Does a tree that falls in the middle of the forest make a sound if there is nobody to hear it? Does a breach of personal data have any consequence if taken from an organization that says the data does not matter? Telcos can have a remarkably subjective view of reality for businesses that capture enormous volumes of objective data about their customers. US network provider AT&T has maintained its reputation as the telco with the most relaxed attitude towards privacy breaches by brushing off the recent revelation that 9 million of its customers were subject to a data breach that occurred in January. Here is what they told customers about the breach:
AT&T’s commitment to customer privacy and data security is a top priority.
Hold that thought.
We recently determined that an unauthorized person breached a vendor’s system and gained access to your “Customer Proprietary Network Information” (CPNI). In our industry, CPNI is information related to the telecommunications services you purchase from us, such as the number of lines on your account or the wireless plan to which you are subscribed. However, please rest assured that no sensitive personal or financial information such as Social Security number or credit card information was accessed.
A person’s name and their phone number is sensitive information, though it has not always been treated accordingly. There was a time when listing millions of phone numbers in a big paper book was not considered risky, but that was before every bank decided it would be a good idea to send passwords by SMS, prompting SIM swapping to become a serious issue.
To address this issue, the following steps have been taken:
- We confirmed with the vendor that the vulnerability has been fixed.
- We have notified federal law enforcement about the unauthorized access of your CPNI as required by the Federal Communications Commission. Our report to law enforcement does not contain specific information about your account, only that the unauthorized access occurred.
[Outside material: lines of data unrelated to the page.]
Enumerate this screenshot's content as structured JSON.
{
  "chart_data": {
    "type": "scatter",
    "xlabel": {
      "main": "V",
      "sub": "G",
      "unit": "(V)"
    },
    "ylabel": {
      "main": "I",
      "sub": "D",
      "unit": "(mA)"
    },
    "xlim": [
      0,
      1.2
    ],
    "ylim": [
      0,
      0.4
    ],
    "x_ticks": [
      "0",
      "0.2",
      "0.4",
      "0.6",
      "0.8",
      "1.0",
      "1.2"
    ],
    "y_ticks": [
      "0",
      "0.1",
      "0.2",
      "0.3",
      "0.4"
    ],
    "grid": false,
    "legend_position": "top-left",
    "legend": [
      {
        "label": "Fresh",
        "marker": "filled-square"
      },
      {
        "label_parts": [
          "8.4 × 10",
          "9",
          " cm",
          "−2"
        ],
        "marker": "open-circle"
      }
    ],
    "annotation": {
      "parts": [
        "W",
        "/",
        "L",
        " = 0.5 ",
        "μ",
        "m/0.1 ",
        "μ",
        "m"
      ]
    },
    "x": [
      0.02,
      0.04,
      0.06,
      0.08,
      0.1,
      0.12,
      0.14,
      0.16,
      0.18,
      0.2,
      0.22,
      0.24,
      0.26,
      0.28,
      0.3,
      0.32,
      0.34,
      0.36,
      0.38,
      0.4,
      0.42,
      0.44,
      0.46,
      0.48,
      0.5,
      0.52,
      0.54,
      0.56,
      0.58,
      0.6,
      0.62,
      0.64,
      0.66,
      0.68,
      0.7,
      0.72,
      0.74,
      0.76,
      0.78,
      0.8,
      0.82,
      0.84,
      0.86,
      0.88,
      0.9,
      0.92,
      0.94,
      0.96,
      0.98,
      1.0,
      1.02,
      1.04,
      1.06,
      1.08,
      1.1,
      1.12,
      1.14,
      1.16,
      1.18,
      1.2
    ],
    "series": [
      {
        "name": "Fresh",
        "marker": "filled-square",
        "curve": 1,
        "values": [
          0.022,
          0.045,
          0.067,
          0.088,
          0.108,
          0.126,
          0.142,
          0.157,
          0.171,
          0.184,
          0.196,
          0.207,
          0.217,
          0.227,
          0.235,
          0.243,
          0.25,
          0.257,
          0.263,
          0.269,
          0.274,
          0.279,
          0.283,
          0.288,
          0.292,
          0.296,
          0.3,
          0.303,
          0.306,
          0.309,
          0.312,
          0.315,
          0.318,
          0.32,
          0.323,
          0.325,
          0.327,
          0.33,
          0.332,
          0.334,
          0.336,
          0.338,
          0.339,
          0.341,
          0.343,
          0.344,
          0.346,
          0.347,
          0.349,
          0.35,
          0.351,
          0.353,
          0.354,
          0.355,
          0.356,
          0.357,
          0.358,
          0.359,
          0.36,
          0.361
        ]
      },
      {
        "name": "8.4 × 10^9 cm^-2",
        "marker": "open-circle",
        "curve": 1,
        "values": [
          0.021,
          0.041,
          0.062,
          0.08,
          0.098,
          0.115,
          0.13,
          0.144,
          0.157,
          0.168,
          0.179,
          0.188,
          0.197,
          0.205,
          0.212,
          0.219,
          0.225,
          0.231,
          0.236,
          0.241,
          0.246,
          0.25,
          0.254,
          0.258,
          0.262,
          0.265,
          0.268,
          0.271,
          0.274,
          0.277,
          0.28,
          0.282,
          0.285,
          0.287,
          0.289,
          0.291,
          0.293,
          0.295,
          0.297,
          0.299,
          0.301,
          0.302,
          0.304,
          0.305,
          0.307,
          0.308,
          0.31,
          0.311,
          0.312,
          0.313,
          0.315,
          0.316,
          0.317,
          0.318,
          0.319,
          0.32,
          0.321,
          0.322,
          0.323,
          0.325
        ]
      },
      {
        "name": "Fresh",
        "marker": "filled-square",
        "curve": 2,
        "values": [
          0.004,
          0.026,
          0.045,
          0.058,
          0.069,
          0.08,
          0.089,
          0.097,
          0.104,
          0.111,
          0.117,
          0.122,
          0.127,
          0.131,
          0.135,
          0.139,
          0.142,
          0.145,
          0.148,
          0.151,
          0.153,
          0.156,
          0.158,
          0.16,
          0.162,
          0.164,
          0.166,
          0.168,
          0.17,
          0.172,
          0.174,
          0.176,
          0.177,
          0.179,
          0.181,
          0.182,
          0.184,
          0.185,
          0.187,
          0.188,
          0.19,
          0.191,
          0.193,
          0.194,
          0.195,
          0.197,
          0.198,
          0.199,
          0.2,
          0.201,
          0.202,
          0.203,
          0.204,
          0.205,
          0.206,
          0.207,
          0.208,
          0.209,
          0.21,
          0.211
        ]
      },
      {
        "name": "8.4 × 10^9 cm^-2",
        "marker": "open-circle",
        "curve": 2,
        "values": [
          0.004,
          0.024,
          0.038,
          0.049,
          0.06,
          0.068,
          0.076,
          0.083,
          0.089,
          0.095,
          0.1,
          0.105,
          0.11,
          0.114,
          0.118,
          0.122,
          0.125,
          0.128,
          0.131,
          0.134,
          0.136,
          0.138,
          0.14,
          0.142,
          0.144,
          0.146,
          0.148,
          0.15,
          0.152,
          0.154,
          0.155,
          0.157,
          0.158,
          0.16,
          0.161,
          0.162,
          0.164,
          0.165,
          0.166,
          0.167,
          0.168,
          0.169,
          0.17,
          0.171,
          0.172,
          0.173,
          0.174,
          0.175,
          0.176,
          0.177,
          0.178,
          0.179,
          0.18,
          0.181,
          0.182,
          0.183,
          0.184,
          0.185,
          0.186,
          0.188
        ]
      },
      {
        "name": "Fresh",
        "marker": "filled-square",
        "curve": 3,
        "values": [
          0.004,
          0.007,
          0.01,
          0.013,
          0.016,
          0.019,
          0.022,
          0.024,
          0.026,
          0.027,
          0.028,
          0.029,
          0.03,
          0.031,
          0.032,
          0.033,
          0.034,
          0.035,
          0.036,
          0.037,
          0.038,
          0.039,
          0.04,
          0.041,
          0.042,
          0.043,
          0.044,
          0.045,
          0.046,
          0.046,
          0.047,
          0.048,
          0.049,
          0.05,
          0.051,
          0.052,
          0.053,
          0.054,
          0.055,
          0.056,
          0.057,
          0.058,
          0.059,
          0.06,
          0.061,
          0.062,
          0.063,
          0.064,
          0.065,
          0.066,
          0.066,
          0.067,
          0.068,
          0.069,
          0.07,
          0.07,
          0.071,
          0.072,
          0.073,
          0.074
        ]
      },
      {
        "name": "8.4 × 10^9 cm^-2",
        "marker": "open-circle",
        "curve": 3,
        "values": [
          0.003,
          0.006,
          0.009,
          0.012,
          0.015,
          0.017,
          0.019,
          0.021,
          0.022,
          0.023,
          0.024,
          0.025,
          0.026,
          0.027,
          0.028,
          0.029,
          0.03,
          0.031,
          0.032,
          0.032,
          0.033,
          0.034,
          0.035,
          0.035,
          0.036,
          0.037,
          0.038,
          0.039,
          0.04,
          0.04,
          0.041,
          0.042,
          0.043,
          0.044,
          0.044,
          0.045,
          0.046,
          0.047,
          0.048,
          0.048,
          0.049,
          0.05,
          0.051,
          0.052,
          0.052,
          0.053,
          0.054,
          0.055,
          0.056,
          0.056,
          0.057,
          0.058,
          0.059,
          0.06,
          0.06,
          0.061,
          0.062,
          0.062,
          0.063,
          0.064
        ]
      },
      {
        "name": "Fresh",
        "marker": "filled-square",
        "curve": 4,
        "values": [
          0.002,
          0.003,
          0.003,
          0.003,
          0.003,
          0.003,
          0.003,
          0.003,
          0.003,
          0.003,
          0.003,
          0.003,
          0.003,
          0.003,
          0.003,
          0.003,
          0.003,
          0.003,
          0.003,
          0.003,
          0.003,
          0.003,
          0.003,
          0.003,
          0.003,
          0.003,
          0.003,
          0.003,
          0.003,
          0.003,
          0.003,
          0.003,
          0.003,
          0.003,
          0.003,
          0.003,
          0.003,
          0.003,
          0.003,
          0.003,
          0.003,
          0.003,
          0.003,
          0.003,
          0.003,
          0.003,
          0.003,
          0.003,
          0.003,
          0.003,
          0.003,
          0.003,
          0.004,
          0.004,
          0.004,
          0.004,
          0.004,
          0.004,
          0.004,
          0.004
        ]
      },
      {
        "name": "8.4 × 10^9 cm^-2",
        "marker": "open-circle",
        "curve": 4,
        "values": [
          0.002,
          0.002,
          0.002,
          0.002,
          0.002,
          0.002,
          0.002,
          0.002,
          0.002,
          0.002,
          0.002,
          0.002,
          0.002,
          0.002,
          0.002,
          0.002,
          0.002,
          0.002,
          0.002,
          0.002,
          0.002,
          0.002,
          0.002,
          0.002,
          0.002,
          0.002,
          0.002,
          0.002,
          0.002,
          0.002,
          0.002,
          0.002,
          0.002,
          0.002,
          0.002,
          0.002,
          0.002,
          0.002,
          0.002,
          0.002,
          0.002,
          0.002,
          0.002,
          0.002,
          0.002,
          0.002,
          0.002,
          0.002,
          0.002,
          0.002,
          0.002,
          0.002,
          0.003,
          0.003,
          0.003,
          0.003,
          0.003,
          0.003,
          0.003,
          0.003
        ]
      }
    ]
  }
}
So AT&T’s response can be summarized as: checking the same breach cannot keep happening, and doing what they are legally obliged to do.
There were several contradictions in the stories presented by journalists, suggesting some vagueness or inconsistencies in the briefings that AT&T has supplied. For example, Dark Reading stated the breach did not contain any ‘personally identifiable information’ whilst CSO said it included first names, phone numbers and email addresses.
AT&T also offered the reassurance that the data which had been breached was ‘several years old’. As somebody who has had the same phone number since the 1990’s, and the same name for even longer, I find AT&T’s qualifications concerning the age of data to be unhelpful. If data is so old that it is no longer reliable then businesses should not continue to retain it.
There was considerable speculation about the identity of the vendor that was breached, with some arguing it was likely to be MailChimp because the email marketing firm was also known to have been breached during January.
This is not the first time that AT&T has excused a data breach concerning its customers by asserting the blame rests elsewhere. In August 2022, a breach which compromised data for 23 million people was dismissed as not originating with AT&T’s systems, even though the people affected all appeared to be AT&T customers.
AT&T says the privacy and security of customer data is a top priority. But we should judge businesses by actions, not words. You may want to review AT&T’s recent history, as captured in the following articles.
- A string of famous YouTubers blamed AT&T for SIM swaps that caused them to lose control of their YouTube accounts.
- AT&T were blamed when the Twitter account of former Twitter CEO Jack Dorsey was compromised.
- AT&T admitted they were ‘aware’ of hackers attempting to infiltrate systems by tricking staff into running Remote Desktop Protocol software.
- In 2020, it was discovered that there was a phishing site designed to look like the login screen for an AT&T employee portal.
- Investigative journalists from The Intercept have established that the National Security Agency (NSA) focuses their efforts on eight AT&T sites which are central to the monitoring of “billions of emails, phone calls, and online chats”.
AT&T keeps advising people that they need not worry about their privacy. The truth is that everybody should be worried about AT&T’s attitude.